Wednesday, October 5, 2011

The Go-Go Years: The Drama and Crashing Finale of Wall Street’s Bullish 60s

The Book: The Go-Go Years: The Drama and Crashing Finale of Wall Street’s Bullish 60s, by John Brooks (John Wiley & Sons, Inc., 1999).
Why you should care: A very readable collection of vignettes of investors, entrepreneurs, business, and markets during a period of incredible economic growth.
Although time is starting to take its toll in some ways, my memories of the 1960s remain bright and fresh, subject to almost instantaneous recall. Between the bookends of John Glenn’s orbit in 1962 and the dark depths of the Vietnam War in 1969, I can easily bring to mind memories of TV programs (Batman twice a week—BAM! POW!), popular music (Sporcle has not yet published a quiz on the music of the 1960s and 1970s that I cannot dominate), cool stuff (thank you, Wham-O), baseball (that heart-breaking seventh game in the 1965 World Series), and—yes, it’s true—the stock market.
OK, I’ll admit it; I was something of a precocious child. My lawyer father, perhaps a bit relieved that I was taking some interest in something that could actually lead to a remunerative occupation, from time to time would bring home investment guides and stock analysis books written by giants of the financial world. If I recall correctly, my studies led me to choose American Motors as a good bet, and I received the gift of five shares for my eleventh birthday.  Don’t ask how that turned out. After all, I ended up going into law, not investments.

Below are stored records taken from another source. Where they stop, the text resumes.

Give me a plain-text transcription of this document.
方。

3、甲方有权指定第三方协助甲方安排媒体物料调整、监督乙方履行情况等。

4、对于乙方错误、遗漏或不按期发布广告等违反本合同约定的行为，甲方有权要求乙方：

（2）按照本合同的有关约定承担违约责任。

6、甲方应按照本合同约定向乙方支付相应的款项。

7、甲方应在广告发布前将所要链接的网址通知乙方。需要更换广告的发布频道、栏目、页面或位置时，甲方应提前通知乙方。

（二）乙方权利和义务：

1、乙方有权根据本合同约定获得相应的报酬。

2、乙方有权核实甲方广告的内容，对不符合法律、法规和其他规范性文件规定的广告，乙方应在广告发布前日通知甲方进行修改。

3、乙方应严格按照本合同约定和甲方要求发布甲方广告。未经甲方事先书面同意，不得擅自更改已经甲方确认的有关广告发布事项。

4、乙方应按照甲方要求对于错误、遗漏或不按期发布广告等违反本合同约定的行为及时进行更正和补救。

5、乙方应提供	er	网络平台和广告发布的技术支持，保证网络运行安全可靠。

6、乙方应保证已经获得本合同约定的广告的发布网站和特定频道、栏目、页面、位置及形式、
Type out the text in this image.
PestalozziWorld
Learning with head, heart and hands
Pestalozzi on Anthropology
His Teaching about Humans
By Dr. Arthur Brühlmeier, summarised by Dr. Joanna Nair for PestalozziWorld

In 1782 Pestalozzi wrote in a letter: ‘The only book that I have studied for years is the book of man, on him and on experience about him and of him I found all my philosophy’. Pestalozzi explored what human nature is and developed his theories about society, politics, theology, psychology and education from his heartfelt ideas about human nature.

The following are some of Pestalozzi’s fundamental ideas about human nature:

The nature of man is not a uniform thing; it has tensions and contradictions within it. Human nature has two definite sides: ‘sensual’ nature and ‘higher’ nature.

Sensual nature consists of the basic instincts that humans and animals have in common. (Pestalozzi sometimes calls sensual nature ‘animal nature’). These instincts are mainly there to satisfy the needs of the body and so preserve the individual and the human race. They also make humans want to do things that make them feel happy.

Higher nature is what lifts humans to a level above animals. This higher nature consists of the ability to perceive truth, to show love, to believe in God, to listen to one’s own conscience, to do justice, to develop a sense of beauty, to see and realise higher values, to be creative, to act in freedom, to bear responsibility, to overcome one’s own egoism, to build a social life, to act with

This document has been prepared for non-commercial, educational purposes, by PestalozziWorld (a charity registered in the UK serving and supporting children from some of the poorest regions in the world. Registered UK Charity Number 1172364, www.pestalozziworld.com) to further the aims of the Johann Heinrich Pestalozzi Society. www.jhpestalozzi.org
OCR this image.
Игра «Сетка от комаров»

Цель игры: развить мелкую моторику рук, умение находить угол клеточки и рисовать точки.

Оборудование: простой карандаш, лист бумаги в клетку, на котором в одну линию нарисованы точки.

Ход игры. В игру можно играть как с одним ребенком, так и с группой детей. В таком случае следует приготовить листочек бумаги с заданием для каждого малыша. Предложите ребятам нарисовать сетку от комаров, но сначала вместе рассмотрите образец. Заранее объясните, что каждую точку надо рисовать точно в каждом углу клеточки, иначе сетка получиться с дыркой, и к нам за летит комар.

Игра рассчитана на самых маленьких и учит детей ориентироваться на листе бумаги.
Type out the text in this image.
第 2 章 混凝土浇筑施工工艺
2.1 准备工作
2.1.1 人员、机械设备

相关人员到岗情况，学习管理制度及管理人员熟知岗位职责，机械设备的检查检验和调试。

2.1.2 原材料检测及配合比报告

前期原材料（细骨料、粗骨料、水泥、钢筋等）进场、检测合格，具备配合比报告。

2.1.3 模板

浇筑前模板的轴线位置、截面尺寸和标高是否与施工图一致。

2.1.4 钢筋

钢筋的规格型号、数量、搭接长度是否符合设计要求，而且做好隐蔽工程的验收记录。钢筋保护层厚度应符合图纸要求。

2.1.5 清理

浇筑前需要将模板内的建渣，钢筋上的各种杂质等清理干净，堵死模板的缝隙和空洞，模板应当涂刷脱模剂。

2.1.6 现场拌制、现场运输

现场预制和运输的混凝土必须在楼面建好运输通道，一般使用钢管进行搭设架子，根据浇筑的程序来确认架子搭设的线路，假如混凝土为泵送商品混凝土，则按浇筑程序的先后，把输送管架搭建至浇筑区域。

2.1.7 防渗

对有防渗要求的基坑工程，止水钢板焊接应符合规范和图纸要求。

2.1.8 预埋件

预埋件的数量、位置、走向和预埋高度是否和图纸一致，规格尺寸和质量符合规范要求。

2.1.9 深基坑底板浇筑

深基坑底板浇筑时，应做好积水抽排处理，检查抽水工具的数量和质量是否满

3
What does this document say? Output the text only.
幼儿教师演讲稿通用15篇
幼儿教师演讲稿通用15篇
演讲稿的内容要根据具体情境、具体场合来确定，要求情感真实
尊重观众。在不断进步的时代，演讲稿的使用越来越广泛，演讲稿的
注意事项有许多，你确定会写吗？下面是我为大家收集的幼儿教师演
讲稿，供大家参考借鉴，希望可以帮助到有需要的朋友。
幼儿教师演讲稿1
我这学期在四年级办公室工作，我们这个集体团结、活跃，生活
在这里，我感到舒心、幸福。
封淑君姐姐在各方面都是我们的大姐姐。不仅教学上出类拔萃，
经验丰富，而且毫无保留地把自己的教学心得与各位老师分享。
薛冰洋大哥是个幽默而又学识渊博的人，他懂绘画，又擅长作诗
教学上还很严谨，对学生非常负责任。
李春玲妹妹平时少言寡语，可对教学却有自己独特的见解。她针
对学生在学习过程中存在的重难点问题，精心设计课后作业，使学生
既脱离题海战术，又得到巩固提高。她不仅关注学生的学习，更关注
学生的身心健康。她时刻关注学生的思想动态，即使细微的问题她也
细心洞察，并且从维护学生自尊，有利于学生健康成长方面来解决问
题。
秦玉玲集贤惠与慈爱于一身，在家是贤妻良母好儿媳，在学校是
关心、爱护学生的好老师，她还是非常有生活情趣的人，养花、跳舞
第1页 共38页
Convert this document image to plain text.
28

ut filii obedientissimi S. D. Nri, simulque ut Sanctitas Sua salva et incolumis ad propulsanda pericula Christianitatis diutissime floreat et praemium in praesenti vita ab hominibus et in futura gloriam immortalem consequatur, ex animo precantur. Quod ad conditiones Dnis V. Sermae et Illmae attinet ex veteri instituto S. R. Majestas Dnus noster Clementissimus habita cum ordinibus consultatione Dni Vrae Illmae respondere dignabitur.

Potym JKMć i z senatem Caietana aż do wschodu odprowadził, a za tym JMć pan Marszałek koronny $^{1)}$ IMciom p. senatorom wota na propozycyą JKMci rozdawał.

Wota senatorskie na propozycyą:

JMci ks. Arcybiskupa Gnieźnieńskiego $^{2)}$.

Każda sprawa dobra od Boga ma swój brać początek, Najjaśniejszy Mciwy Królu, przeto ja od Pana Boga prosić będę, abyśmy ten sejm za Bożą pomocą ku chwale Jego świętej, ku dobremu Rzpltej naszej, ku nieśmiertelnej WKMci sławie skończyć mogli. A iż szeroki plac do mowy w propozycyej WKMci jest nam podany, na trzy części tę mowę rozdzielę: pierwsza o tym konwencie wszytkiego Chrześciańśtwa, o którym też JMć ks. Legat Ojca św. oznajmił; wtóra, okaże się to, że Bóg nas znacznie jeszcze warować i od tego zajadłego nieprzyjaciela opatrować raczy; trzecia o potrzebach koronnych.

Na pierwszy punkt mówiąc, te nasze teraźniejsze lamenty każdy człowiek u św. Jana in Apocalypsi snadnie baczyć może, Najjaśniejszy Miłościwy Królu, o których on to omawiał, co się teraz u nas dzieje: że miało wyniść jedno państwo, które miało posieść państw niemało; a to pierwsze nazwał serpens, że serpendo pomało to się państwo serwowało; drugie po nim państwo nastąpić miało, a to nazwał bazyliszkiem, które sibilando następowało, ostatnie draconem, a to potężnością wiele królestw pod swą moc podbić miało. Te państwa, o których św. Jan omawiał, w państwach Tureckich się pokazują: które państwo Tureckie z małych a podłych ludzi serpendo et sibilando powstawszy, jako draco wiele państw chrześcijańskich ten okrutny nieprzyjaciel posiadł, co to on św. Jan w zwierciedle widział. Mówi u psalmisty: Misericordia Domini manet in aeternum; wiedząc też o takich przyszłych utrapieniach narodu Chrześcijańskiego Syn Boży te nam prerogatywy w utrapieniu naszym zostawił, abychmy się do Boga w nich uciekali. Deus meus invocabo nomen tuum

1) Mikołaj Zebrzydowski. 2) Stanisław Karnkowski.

Looking back, I think my interest arose naturally from what was going on around me. I can’t point to any particular incident, but I do remember that at the time everyone seemed to take at least a passing interest in the stock market. There’s a certain duality to my recollections, like the evening news reports that would turn from the daily casualty reports (“15 Americans and 590 Viet Cong guerillas were killed today in intermittent fighting in the Mekong Delta”) to the financial reports (“today, the Dow Jones Industrial Average set another high, climbing 15 points”).
So it was with some interest—and much nostalgia—that I cracked open John Brooks’ The Go-Go Years: The Drama and Crashing Finale of Wall Street’s Bullish 60s. Through a series of brief vignettes, Brooks captures the morphing of Wall Street from a playground for the idle rich and the Old Establishment to its emergence “as a kind of American Mount Olympus where the gods walked, bluffed and blustered, gossiped, made mistakes, and sometimes touched aspiring mortals with financial godhood.”
There is much here of interest to an entrepreneur—how some people went from just a good idea and no capital to owning controlling blocks of huge publicly traded conglomerates, some exiting at the top, others crashing and burning. H. Ross Perot, who as an independent presidential candidate in 1992 coined the phrase “a giant sucking sound” to describe the loss of American jobs that would be caused by NAFTA, is only one of the many players on the 1960s stage described here who managed to build and keep incredible wealth. Their stories are entertaining, and sometimes still very instructive.